1956 play by Saunders Lewis

Siwan is a play written in the Welsh language by Saunders Lewis, first produced in 1956. The first English language translation of the play (sometimes known by the alternative title The King of England’s Daughter) appeared in 1960.

The play is based on historical events and centres on Joan, Lady of Wales, the illegitimate daughter of King John of England and her marriage to Llywelyn ab Iorwerth (also known as Llywelyn Fawr or Llywelyn the Great). It is set at the royal home at Abergwyngregyn, on the north coast of Gwynedd at Easter in 1230. In the play William de Braose, a young Marcher Lord, is discovered with Siwan in Llywelyn's bedchamber. De Braose is hanged for adultery.

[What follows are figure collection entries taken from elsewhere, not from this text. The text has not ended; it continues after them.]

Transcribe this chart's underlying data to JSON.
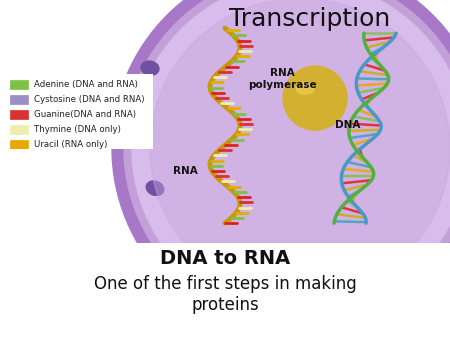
{
  "title": "Transcription",
  "subtitle1": "DNA to RNA",
  "subtitle2": "One of the first steps in making\nproteins",
  "title_fontsize": 18,
  "subtitle1_fontsize": 14,
  "subtitle2_fontsize": 12,
  "legend_items": [
    {
      "label": "Adenine (DNA and RNA)",
      "color": "#7dc242"
    },
    {
      "label": "Cystosine (DNA and RNA)",
      "color": "#9b8fc7"
    },
    {
      "label": "Guanine(DNA and RNA)",
      "color": "#d93030"
    },
    {
      "label": "Thymine (DNA only)",
      "color": "#f0edb0"
    },
    {
      "label": "Uracil (RNA only)",
      "color": "#e8a800"
    }
  ],
  "legend_fontsize": 6.2,
  "bg_color": "#ffffff",
  "pore_color": "#7050a0",
  "outer_cell_color": "#a878c8",
  "mid_cell_color": "#c4a0d8",
  "inner_cell_color": "#d8bcec",
  "nucleus_color": "#c0a0d4",
  "polymerase_color": "#d4b030",
  "annotation_fontsize": 7.5,
  "annotation_rna_polymerase": "RNA\npolymerase",
  "annotation_dna": "DNA",
  "annotation_rna": "RNA"
}
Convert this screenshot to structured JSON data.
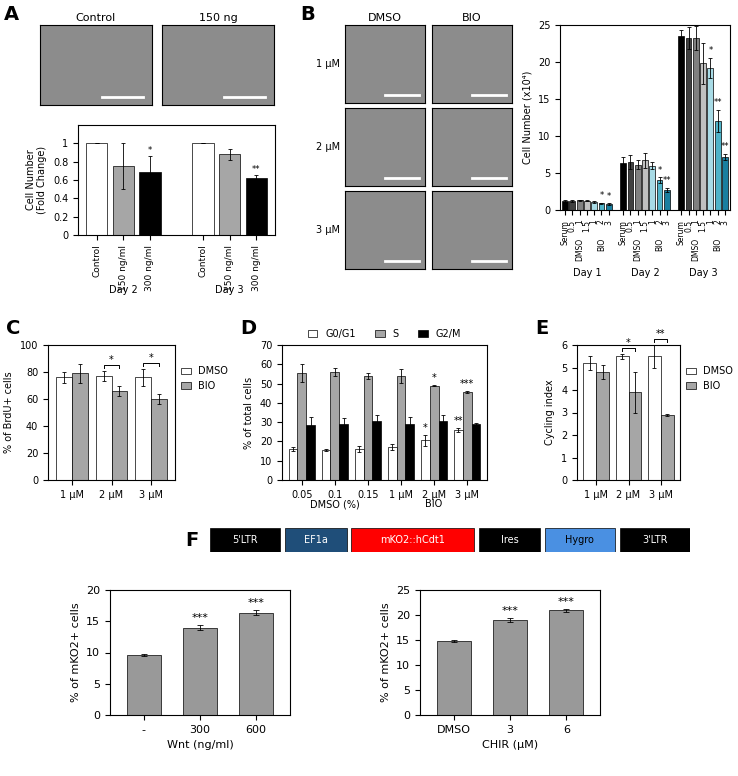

In Saunders Lewis' earlier work including the play Blodeuwedd (1948), he had been increasingly using the themes and characters of Welsh myths and historical events as the inspiration for his work. He continued the use of medieval romantic themes in Siwan which also deals with adultery, but in contrast to Blodeuwedd also involves the themes of reconciliation, forgiveness, and marital harmony.

Siwan and Blodeuwedd (play) are considered as "canonical examples of Welsh language drama" and are regularly performed in Welsh theatres and on Welsh-language radio and television.